Now there was ballooning excitement every few weeks. The next major development came on September 19, when the Montgolfiers sent the first animals skyward in a basket attached to the largest balloon yet (1,060 cubic meters) – a duck, a rooster, and a sheep named Mont-au-ciel (“climb to the sky”), the unsung predecessors of Laika the Space Dog who orbited the earth for the Soviet Union in 1957. All three animals survived the eight-minute flight, although the rooster was a little roughed up; apparently the inconsiderate sheep sat on him.
Clearly, sending people up was the next step. But the danger! – perhaps, King Louis XVI thought, the first men in the sky should be condemned criminals, just in case? The scientist and Montgolfier associate Jean-Francois Pilatre de Rozier argued otherwise; to be the first fliers was too great an historic honor to be awarded to mere miscreants.
And in fact, Pilatre de Rozier got the glory. After experiments with tethered human flight throughout October, he and the Marquis Francoise d’Arlandes made the first free manned balloon flight on November 21, traveling five to ten miles (accounts vary) in 25 minutes. They landed in a vineyard amidst another group of upset peasants, but were ready with champagne to offer to them; bubbly and balloons were associated ever after.
Pilatre de Rozier was responsible for another, less desirable flight milestone in 1785, when a balloon he was attempting to pilot across the English Channel blew up, making him and his co-pilot the first aeronautical casualties.

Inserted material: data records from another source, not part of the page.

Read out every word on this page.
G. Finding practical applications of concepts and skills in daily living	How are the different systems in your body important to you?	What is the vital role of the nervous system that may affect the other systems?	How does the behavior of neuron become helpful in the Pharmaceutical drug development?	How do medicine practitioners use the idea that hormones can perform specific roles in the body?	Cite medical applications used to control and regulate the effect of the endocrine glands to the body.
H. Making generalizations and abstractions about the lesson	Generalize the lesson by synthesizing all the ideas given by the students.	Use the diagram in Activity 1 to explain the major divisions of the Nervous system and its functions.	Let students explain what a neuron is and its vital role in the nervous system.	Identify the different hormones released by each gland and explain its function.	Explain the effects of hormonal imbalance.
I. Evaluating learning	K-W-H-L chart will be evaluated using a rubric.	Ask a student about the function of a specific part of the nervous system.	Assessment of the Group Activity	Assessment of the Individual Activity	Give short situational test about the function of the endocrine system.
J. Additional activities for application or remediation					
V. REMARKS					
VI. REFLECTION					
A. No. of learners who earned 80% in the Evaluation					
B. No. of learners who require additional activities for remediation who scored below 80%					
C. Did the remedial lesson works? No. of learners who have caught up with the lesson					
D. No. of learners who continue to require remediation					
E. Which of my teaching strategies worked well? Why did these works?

Not to be outdone by the Montgolfiers, Jacques Charles and Nicolas-Louis Robert made the first manned flight in a hydrogen balloon on December 1. To show that the rivalry was a friendly one, Joseph Mongolfier was invited to release a tiny “pilot balloon” before the main balloon, to help Charles see which way the wind was blowing.
Charles and Robert stayed aloft for two hours, went to a height of 550 meters, and traveled some 30 miles, once again landing in a field. Although it was getting dark, and the hydrogen was running low, Charles was in such good spirits that he insisted on going up again briefly by himself.
It was the last time he ever flew, for the experience rattled him. He went higher than anyone had ever done, about 3,000 meters, felt intense ear pain, and in a bit of a panic, vented gas and tossed ballast, landing safely but quite disoriented.
The last of these significant early flights happened on January 19, 1784, when the Montgolfiers sent up a 2,000 cubic meter monster balloon with seven people in the basket. One of them was unanticipated, a young man named Fontaine who jumped in at the last minute, becoming the first aerial stowaway.
Ballooning was tried in every country within a short period of years after that. It only remains to say – you saw this coming – that the first military use of the new balloons came during the Napoleonic Wars in 1794. War has never been out of the air since.